1. Ibu Tunggal

78.4K 6K 398
                                    

"Bundaaaaa!!" anak kecil bertubuh gemuk itu berlari penuh keriaan menghampiri wanita muda yang baru saja menutup pintu pagar.

"Assalamualaikum," ucapnya manis pada putrinya itu.

Sang putri kecil terkikik dan menutup mulutnya. "Waalaikumsalam, Bunda."

Sang bunda ikut tertawa dan memeluk putri semata wayangnya itu. Anaknya ini selalu luar biasa riang jika dia pulang bekerja. Membuat rasa lelahnya setelah bekerja seharian hilang.

"Sudah pulang, Vio?"

"Iya, Bu," Vio -wanita muda itu- bangkit dan mencium tangan wanita paruh baya yang baru saja keluar rumah. Satu tangannya menggendong putri kecilnya yang kini asyik bermain dengan rambutnya.

"Kamu sudah makan? Ibu masak sayur asem kesukaan kamu tuh."

Vio tersenyum dan menggeleng. "Sudah, Bu, aku sudah kenyang. Ayah mana?"

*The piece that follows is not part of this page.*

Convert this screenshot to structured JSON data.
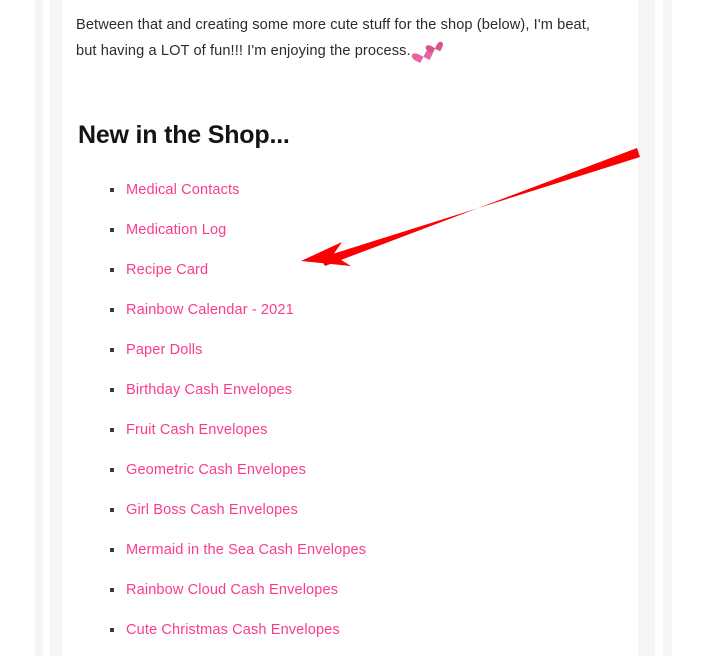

"Ayahmu di kebun, biasa tidak bisa diam."

Vio tertawa dan mengikuti wanita itu masuk ke dalam rumah untuk membereskan perlengkapan Ola, putrinya.

"Tinggal saja baju kotor Ola, biar ibu yang cuci."

"Tidak usah, Bu, kasihan ibu."

"Vio, ibu kan nyuci pake mesin."

Vio menggeleng keras kepala dan memasukkan baju kotor Ola ke dalam plastik, sedangkan Ola membantunya membereskan mainannya. Walaupun masih kecil, Ola sudah tahu apa yang harus dilakukannya jika ibunya sudah pulang.

"Ini, buat makan malam kalian."

"Tapi, Bu..."

Wanita tua itu meletakkan jari telunjuknya di bibir Vio dan menggeleng. Vio cemberut dan menerima rantang plastik itu. Dia merasa tidak enak, setiap hari selalu saja diberi lauk makan malam.

"Vio pulang, Bu. Pamitkan Ayah ya," Vio menyalami tangan wanita itu untuk pamit.

"Neneek, Ola pulang yaaa!" Ola ikut bersalaman dan mencium pipi neneknya dengan sayang.

Mereka baru akan melangkah keluar saat suara tua lainnya terdengar. "Hayo, nggak mau pamit kakek nih!"

Ola menjerit riang dan meminta turun dari gendongan ibunya. Sang kakek tertawa dan menciumi cucunya.

Kedua orang tua ini, Pak Cahya dan Bu Ratna, bukanlah orangtua Vio. Mereka adalah pemilik kontrakan tempat Vio tinggal. Pak Cahya dan bu Ratna hanya tinggal berdua. Anak mereka satu-satunya, Mbak Mutia, tinggal bersama suaminya di luar pulau.

Mereka berdua sangat menyayangi Ola seperti cucu mereka sendiri. Setiap hari, Vio menitipkan Ola di rumah Bu Ratna. Awalnya juga Vio tidak enak, tapi Bu Ratna memaksa. Alasan beliau, untuk menemaninya di rumah agar tak kesepian. Jadilah setiap pagi Vio mengantar Ola ke rumah Bu Ratna dan menjemputnya saat ia pulang bekerja.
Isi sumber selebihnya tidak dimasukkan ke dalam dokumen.